The sky this morning – fabulous. Pure sculpture – except the sun breaks through those massive forms like a chisel and strikes my head. I try to hide behind the slim shadow cast by a vertical frame on the main big window, a puny piece of wood which separates the large pane from its adjoining narrower one, and which that chiseling, cutting, searing sun would vaporize in a heartbeat, were it to get close enough. I find just enough protective shade to keep from being completely blinded.
I had some weird dreams: of driving to the beach (why?, I can walk there in six minutes), coming by car down P.-Street, where people (including my newly pregnant with baby #3 neighbor) were practically playing in traffic – there was a “resort” or holiday feel, a beach town feel to the whole thing. In no time I was at the beach, which had moved closer for some reason, but what a beach! Sort of like the light and clouds I’m seeing through my window right now: fantastic and so very grand, clouds and a beach like no other. My beach had professional acrobats teaching children how to perform the most daring stunts. It had a casino. A bowling alley and a diner. It had fantastic waves and of course lots of sand. It had architecture and structure, and also just plain old beach. I kept taking photos with my phone, great photos I couldn’t believe were actually real things. Of course they weren’t real things, given that I was dreaming them. But they also weren’t real things in the sense that they were of the past, part of a bygone era now lost. Possibly recoverable, though.

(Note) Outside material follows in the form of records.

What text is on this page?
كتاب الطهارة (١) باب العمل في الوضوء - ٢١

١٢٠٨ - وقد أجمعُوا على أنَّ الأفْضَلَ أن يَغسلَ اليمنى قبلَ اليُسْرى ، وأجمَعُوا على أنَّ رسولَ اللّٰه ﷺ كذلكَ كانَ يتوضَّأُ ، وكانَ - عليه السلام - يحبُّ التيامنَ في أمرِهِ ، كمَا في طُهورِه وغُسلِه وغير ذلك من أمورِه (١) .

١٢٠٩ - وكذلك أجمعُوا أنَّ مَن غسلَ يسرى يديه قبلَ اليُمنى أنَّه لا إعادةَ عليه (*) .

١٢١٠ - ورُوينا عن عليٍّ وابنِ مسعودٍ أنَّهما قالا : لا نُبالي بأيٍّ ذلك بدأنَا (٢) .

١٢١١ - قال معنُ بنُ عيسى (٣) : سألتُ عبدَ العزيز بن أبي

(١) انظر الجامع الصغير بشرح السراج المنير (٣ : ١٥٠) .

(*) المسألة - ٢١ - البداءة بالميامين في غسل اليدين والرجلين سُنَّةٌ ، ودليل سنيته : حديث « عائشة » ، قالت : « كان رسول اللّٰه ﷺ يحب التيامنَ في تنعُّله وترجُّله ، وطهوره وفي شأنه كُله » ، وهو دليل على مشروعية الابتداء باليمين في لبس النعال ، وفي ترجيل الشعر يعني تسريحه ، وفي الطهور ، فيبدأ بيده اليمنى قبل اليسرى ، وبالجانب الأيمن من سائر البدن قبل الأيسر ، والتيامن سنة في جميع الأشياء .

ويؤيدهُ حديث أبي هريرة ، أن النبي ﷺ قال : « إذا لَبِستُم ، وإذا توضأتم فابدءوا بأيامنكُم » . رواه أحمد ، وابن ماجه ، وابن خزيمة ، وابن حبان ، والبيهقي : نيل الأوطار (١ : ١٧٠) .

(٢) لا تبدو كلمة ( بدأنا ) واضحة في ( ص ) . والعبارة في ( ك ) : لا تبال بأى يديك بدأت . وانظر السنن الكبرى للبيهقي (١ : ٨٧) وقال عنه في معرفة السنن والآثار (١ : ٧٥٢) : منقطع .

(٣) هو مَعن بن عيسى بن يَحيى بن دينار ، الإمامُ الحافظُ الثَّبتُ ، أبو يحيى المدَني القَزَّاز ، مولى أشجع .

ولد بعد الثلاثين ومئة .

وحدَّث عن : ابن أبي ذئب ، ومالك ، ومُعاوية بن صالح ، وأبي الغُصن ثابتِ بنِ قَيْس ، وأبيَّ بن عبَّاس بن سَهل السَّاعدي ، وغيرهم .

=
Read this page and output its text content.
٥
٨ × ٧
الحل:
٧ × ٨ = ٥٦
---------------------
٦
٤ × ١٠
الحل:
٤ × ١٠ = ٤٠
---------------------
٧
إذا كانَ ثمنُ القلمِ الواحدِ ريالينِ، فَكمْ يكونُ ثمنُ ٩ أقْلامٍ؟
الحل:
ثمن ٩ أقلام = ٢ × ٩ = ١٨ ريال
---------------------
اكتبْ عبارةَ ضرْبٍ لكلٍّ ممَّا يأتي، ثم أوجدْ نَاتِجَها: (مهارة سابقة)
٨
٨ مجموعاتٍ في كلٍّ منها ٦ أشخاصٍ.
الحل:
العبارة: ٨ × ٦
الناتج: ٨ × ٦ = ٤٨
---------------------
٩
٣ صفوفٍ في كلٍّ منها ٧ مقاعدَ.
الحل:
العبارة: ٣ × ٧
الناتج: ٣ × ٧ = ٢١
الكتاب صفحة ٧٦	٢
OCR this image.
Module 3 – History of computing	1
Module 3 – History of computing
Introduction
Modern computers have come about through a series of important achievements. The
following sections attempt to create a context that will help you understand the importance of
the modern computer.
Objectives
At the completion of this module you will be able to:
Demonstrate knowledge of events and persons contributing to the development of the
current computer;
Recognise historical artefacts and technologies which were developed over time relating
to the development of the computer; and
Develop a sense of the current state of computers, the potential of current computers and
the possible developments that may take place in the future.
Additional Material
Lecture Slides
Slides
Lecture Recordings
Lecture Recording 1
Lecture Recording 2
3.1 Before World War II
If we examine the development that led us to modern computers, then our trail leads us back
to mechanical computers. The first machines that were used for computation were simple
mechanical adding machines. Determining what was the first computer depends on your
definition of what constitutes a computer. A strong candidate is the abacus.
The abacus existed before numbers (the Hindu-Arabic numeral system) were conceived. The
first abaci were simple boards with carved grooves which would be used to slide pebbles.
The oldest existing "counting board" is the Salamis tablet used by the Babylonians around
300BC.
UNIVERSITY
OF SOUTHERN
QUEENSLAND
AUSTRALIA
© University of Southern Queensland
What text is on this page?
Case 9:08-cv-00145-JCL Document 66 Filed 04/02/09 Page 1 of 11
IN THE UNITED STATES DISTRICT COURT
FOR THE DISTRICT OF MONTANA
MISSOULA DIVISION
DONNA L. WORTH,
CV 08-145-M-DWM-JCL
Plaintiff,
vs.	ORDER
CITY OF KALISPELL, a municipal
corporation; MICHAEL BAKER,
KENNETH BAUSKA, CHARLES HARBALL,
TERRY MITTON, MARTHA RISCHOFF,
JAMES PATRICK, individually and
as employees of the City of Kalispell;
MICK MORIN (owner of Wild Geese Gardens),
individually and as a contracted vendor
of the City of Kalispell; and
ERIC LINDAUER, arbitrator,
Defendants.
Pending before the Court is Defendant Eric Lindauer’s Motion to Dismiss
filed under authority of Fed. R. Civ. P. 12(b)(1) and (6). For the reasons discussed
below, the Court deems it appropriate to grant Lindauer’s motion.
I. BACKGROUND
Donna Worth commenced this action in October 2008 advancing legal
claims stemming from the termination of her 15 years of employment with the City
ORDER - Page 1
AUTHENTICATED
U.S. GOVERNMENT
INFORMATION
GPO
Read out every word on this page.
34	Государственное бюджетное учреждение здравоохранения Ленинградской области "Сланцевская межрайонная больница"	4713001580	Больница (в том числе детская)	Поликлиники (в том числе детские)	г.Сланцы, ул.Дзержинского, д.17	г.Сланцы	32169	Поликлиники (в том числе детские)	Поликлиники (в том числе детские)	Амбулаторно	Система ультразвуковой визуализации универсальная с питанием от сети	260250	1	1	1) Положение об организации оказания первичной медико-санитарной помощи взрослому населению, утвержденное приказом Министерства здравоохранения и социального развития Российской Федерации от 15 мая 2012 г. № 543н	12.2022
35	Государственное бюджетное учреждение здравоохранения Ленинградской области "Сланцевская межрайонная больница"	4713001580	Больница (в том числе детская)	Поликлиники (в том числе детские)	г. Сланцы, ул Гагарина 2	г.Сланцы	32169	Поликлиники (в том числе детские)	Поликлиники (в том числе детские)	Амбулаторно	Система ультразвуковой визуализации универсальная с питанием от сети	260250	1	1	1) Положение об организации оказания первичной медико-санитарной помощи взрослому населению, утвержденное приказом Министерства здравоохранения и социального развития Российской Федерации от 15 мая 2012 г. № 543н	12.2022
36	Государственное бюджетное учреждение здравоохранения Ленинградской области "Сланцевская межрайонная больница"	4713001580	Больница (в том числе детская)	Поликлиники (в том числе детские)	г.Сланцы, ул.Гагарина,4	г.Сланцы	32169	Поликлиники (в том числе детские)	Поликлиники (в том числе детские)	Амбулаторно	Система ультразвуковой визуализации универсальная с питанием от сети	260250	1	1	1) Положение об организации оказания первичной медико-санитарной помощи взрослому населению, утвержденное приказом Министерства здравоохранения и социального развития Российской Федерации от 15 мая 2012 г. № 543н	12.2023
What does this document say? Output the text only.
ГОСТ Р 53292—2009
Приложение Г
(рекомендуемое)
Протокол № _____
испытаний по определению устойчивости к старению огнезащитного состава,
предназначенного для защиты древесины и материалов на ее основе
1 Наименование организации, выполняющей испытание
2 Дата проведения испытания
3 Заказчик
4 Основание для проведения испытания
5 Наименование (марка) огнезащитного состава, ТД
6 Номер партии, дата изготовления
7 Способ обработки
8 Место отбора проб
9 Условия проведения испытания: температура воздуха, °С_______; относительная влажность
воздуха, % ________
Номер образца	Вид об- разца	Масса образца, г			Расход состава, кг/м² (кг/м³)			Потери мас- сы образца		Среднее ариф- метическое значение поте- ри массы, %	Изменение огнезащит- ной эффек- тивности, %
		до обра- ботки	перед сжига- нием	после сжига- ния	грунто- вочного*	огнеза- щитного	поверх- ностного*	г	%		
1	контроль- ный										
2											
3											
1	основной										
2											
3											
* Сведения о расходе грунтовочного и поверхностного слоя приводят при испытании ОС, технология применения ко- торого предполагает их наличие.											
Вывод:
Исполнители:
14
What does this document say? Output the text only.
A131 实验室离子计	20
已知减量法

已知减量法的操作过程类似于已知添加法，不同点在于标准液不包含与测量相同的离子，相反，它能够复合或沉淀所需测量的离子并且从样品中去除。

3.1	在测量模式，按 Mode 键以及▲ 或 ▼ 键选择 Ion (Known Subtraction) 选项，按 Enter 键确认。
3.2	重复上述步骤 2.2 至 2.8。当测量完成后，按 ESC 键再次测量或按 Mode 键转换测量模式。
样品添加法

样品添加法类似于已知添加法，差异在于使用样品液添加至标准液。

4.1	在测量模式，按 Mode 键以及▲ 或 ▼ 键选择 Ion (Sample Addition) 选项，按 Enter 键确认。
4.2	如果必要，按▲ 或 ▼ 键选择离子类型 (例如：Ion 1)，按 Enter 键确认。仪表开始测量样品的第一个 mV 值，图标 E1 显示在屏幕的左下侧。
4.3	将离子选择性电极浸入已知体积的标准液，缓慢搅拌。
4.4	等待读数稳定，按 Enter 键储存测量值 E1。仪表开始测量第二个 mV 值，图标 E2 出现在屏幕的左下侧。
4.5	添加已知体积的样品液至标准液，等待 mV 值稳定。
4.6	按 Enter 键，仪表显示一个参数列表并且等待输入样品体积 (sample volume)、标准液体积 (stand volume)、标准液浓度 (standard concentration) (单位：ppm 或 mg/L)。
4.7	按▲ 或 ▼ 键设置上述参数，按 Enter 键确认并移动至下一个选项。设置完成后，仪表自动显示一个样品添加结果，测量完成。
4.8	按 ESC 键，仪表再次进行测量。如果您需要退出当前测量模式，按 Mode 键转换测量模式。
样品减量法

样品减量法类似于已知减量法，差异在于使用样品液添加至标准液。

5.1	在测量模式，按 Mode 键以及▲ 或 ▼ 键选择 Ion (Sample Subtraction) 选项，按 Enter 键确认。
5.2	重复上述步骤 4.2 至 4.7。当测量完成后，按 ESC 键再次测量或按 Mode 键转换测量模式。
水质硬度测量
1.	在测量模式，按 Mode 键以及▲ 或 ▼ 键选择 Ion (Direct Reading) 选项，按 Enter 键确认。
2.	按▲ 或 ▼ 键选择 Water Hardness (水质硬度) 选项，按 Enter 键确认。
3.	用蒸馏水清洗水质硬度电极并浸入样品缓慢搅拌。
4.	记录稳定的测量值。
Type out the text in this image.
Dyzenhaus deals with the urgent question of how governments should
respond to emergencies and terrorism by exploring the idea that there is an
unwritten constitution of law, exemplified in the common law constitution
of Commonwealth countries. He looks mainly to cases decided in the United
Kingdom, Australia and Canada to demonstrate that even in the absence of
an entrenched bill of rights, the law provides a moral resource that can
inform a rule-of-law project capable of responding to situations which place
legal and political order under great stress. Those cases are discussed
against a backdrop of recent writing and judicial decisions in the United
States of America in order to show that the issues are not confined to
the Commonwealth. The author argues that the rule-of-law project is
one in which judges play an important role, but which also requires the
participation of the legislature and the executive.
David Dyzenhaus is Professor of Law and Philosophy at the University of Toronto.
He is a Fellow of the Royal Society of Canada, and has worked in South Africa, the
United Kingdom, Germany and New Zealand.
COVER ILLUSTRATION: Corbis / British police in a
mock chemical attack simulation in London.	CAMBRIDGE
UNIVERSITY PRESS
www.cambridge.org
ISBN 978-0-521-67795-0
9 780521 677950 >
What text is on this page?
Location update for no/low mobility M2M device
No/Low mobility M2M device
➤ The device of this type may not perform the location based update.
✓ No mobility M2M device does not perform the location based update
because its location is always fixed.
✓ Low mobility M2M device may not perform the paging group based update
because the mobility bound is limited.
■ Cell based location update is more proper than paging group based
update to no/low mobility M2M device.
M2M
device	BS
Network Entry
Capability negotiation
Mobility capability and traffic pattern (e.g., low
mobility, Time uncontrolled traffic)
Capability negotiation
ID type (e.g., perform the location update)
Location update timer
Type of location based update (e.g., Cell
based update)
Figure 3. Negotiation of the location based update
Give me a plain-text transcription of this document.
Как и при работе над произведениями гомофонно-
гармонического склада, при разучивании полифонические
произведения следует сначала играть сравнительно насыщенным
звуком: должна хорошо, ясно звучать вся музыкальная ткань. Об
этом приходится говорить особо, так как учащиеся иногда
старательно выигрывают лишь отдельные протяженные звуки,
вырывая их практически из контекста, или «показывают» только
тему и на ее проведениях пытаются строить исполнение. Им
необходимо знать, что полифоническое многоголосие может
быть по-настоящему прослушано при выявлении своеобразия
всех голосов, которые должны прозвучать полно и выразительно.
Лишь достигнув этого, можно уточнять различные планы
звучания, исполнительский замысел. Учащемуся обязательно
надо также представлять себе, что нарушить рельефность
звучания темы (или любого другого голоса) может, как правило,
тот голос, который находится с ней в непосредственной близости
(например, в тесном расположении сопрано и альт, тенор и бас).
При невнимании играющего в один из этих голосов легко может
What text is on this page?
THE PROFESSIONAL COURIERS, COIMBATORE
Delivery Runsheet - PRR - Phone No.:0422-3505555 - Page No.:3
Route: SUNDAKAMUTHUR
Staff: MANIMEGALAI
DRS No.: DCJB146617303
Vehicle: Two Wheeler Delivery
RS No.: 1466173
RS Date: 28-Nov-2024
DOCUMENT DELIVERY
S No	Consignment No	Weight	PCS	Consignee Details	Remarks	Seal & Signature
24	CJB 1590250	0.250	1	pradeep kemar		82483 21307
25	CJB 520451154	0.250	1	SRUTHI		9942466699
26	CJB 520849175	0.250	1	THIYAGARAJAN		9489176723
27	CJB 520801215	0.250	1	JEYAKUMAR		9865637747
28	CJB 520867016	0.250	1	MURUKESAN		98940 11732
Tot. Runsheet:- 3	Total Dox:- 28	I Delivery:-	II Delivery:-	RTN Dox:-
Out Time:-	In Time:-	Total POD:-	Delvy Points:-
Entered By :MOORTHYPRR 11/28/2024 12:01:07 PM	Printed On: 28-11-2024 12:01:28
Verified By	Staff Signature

I’m sure my dream must have, to some extent, been influenced by the wonderfully incisive exhibition W. and I saw yesterday afternoon when we drove up to the Cape Ann Museum: photographs from 1978 by Nathan Benn, all Kodachrome, all shot on the North Shore for a National Geographic assignment.
The social range in this exibition is huge. There are “toffs,” for example: Mary Hopkinson Gibbon and Lovell Thompson getting married. It shows the already elderly couple, on the terrace of Sharksmouth, the bride’s family home in Manchester (that’s Manchester-by-the-Sea to you, peon). (To this day, Sharksmouth is available for weddings, special events ,and other bookings.) The groom worked forty years for Houghton-Mifflin, then started his own publishing house in Ipswich. And then got married (again?). Sturdy fellow! And there’s “the other side”: tannery workers at John Flynn & Sons, Sheepskin Tanners, in Salem. I didn’t know Salem ever had tanneries, much less had them as late as the late 1970s. The tanneries were in a neighborhood called Blubber Hollow. Certainly no longer findable on a map, I mistakenly thought. Yet Blubber Hollow is still very much a known entity, sitting at the base of Gallows Hill, which …well, it’s Salem, although it turns out that actually wasn’t the hill where the so-called witches were killed…)
And so on. A riot of social class, status, occupation, and avocation. Religion, custom, trades. Too bad there wasn’t an accompanying catalog available for purchase.